One Radio World staffer read this announcement and commented: “Only Major League Baseball could come up with a contest as complicated as selecting the Ford C. Frick Award.” Given to a noted baseball broadcaster each year, the Frick selection process, he thought, “is only slightly less confusing than the Infield Fly Rule and barely less judgmental than the Balk Rule.”

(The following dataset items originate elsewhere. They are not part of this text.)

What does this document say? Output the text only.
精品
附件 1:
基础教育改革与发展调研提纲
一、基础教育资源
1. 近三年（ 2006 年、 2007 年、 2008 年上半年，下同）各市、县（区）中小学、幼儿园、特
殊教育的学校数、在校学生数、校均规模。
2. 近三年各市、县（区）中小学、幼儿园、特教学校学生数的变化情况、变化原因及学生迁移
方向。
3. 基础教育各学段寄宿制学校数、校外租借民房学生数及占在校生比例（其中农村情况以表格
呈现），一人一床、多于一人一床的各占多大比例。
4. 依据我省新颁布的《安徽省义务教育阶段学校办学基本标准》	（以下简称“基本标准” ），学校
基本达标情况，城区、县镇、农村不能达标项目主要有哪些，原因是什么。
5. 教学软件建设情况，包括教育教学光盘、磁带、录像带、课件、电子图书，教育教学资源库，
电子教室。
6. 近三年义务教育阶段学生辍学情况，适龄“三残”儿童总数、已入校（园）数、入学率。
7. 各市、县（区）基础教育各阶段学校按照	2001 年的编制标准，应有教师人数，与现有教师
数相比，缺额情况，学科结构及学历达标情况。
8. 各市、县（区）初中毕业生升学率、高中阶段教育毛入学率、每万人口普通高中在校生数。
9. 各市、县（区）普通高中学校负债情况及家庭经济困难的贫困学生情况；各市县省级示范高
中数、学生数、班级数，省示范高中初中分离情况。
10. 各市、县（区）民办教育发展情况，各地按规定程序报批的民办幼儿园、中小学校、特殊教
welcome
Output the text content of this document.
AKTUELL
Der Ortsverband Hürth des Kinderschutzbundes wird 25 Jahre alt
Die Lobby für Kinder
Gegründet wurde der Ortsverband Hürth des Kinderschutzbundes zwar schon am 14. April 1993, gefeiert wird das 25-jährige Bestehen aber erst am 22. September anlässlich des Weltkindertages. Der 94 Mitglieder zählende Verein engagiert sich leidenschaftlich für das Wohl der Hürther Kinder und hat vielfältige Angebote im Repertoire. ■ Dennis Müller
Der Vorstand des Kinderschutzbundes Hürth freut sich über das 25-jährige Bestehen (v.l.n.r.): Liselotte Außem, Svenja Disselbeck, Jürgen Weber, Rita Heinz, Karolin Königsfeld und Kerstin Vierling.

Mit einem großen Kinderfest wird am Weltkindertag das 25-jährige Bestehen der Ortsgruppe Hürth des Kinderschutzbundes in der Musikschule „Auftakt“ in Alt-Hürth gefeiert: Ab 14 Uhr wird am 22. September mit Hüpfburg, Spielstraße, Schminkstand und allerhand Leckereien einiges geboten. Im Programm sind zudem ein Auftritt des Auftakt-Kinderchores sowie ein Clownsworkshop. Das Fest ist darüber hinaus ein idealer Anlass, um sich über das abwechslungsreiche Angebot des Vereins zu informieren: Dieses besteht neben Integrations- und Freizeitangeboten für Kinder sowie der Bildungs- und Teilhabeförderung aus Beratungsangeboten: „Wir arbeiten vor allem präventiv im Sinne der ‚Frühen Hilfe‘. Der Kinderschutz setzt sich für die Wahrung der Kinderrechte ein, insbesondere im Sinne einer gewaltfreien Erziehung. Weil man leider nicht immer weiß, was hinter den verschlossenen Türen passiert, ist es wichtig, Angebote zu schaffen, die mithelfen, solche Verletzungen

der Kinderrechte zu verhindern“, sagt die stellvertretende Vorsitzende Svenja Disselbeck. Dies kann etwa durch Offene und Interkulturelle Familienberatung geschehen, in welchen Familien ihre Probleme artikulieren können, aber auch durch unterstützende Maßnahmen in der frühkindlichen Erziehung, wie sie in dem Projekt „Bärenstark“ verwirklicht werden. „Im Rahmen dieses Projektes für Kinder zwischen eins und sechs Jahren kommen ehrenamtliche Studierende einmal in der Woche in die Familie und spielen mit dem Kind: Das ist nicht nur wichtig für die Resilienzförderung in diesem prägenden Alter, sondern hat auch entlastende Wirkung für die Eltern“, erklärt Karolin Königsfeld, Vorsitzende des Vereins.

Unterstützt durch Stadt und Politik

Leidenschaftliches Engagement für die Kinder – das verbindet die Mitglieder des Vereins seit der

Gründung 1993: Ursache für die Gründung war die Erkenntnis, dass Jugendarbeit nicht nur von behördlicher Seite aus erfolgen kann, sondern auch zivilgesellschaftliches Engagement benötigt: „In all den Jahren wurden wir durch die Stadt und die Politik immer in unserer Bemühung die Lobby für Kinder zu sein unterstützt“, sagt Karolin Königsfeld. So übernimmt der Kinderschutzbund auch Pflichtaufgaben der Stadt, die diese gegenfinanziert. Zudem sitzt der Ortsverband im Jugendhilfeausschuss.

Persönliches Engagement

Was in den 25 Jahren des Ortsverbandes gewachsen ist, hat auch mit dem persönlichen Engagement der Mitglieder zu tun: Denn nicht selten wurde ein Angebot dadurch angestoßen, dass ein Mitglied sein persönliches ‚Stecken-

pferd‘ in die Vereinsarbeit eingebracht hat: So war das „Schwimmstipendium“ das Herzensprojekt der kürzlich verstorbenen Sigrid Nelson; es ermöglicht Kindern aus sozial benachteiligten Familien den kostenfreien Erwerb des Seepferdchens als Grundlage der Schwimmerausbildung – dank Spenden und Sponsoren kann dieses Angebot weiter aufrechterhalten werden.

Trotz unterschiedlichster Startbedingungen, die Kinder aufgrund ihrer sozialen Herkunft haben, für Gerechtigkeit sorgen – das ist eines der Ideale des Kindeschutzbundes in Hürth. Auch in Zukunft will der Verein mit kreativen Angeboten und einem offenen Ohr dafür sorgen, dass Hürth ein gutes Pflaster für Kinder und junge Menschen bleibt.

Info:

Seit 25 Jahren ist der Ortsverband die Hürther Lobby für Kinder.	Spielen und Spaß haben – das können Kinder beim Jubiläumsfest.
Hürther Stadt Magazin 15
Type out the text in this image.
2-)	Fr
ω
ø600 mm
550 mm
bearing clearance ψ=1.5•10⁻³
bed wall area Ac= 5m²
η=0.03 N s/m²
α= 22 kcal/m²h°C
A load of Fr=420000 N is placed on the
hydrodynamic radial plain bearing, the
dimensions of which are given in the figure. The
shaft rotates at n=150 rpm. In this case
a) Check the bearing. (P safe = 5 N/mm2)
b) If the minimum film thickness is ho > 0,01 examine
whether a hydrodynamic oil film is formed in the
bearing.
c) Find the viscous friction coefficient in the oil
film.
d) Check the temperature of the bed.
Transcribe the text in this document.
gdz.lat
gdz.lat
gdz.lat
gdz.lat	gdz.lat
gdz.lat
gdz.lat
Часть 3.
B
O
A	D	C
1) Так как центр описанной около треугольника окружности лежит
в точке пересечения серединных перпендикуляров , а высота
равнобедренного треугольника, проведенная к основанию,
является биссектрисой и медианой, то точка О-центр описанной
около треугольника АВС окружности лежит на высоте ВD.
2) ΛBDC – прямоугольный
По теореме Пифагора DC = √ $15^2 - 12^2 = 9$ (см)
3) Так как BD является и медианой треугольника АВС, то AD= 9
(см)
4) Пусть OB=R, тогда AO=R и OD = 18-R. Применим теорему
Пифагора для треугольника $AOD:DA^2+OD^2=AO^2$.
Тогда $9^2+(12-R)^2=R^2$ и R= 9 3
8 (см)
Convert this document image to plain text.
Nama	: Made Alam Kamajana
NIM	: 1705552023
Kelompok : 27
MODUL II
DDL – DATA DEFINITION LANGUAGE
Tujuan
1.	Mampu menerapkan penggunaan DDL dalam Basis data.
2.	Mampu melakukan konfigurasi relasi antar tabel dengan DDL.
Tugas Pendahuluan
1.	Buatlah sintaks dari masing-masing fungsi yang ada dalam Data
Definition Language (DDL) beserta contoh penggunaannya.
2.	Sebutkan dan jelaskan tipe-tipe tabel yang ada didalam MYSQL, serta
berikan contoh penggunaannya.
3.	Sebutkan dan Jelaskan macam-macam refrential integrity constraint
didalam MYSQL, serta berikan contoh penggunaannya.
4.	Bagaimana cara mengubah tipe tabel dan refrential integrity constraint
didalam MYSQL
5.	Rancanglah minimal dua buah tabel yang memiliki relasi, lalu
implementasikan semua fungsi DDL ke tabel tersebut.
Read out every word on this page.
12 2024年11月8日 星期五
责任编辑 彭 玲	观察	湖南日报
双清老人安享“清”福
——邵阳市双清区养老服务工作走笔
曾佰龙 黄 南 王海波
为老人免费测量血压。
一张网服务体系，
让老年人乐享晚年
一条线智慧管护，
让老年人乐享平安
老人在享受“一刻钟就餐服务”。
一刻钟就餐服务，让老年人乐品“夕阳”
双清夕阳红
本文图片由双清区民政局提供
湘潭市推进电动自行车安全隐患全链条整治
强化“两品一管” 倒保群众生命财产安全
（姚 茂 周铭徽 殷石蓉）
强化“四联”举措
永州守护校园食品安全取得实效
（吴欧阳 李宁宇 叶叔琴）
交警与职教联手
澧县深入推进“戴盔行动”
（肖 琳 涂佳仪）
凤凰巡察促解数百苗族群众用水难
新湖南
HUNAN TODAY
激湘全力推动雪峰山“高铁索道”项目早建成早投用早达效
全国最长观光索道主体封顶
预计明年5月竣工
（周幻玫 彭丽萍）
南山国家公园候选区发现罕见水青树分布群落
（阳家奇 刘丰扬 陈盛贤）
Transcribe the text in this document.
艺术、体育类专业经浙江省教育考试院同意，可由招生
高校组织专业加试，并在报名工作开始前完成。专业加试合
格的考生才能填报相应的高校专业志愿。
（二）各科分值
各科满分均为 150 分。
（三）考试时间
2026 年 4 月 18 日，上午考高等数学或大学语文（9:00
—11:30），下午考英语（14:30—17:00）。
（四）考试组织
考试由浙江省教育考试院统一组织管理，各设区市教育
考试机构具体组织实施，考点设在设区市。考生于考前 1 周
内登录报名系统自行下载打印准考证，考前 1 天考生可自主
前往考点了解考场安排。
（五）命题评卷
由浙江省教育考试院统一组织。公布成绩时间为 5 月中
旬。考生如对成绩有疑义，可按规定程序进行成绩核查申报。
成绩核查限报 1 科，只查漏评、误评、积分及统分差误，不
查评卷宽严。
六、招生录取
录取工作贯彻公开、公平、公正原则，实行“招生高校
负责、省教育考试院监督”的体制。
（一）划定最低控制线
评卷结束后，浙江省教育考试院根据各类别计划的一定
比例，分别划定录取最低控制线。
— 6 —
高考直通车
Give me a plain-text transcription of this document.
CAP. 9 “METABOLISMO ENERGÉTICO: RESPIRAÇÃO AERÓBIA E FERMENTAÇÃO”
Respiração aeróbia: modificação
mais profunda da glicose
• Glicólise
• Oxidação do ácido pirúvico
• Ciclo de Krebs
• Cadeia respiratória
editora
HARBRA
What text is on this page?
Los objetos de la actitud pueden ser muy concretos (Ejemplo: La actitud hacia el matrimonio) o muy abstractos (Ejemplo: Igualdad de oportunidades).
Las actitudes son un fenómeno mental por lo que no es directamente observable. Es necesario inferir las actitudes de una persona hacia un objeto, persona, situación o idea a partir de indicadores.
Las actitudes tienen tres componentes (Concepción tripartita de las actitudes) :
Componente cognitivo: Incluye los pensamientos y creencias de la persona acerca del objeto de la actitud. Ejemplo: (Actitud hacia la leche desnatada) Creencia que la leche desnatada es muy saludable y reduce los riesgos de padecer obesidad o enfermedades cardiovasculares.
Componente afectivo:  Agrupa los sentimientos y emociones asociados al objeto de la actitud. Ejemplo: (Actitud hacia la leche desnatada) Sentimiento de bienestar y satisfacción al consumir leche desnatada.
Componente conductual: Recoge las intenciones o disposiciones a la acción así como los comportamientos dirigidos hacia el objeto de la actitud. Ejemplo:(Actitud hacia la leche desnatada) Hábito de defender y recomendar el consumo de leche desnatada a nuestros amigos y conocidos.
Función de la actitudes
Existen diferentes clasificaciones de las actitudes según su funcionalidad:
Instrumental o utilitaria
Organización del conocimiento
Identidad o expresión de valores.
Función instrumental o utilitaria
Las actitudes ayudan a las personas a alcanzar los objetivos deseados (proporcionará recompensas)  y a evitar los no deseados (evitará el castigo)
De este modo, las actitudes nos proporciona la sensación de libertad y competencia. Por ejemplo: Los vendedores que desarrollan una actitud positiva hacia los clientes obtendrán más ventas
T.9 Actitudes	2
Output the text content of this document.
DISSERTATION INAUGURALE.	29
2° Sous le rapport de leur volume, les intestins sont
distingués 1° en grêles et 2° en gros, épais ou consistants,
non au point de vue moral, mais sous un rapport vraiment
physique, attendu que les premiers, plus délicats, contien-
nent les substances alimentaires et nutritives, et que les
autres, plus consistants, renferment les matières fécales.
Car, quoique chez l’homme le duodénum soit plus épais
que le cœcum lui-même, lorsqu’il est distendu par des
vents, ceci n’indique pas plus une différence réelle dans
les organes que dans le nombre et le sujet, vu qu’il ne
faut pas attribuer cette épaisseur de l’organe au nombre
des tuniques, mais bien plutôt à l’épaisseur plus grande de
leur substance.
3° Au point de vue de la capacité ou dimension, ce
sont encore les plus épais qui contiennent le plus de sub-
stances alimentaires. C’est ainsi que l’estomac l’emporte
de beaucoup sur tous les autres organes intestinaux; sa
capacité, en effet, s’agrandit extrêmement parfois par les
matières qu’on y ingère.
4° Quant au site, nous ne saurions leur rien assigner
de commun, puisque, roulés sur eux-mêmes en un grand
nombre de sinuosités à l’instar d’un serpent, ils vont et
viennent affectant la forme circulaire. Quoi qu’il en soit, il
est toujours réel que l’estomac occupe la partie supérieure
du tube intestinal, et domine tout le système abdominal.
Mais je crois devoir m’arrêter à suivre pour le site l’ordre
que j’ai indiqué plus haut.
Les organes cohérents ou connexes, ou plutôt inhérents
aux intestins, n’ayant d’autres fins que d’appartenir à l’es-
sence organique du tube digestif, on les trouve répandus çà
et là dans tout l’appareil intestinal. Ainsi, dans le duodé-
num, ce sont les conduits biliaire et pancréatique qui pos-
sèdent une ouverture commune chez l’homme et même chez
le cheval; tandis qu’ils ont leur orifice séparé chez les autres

You decide. It’s a big deal for sports broadcasters regardless. Starting Monday, Aug. 20 and running through Sept. 7, baseball fans can visit the Baseball Hall of Fame’s Facebook page and vote for their favorite baseball broadcaster. Broadcaster in this case is defined as a person (active or retired) who has been broadcasting or broadcast at least 10 consecutive years for a team or network. It is estimated that some 220 living broadcasters fit the criteria.
That process is designed to provide a list of 40 names from which a second round of voting, Sept. 10 through Oct. 5, will whittle down to three names. That trio will be added to a list of seven other candidates determined by a Hall of Fame committee on Oct. 9.
Those 10 will be handed over to a 21-member committee composed of former Frick winners and a few baseball historians and media members. The list of former Frick winners is impressive — Scully, Uecker, Garagiola, Kubek, Elston, Brennaman, McCarver, etc.
The eventual winner of the 2013 Ford C. Frick Award will be announced at MLB’s annual winter meeting in Nashville, early December. MLB says last year, Tom Cheek, Jacques Doucet and Mike Shannon earned spots on the final ballot via fan voting.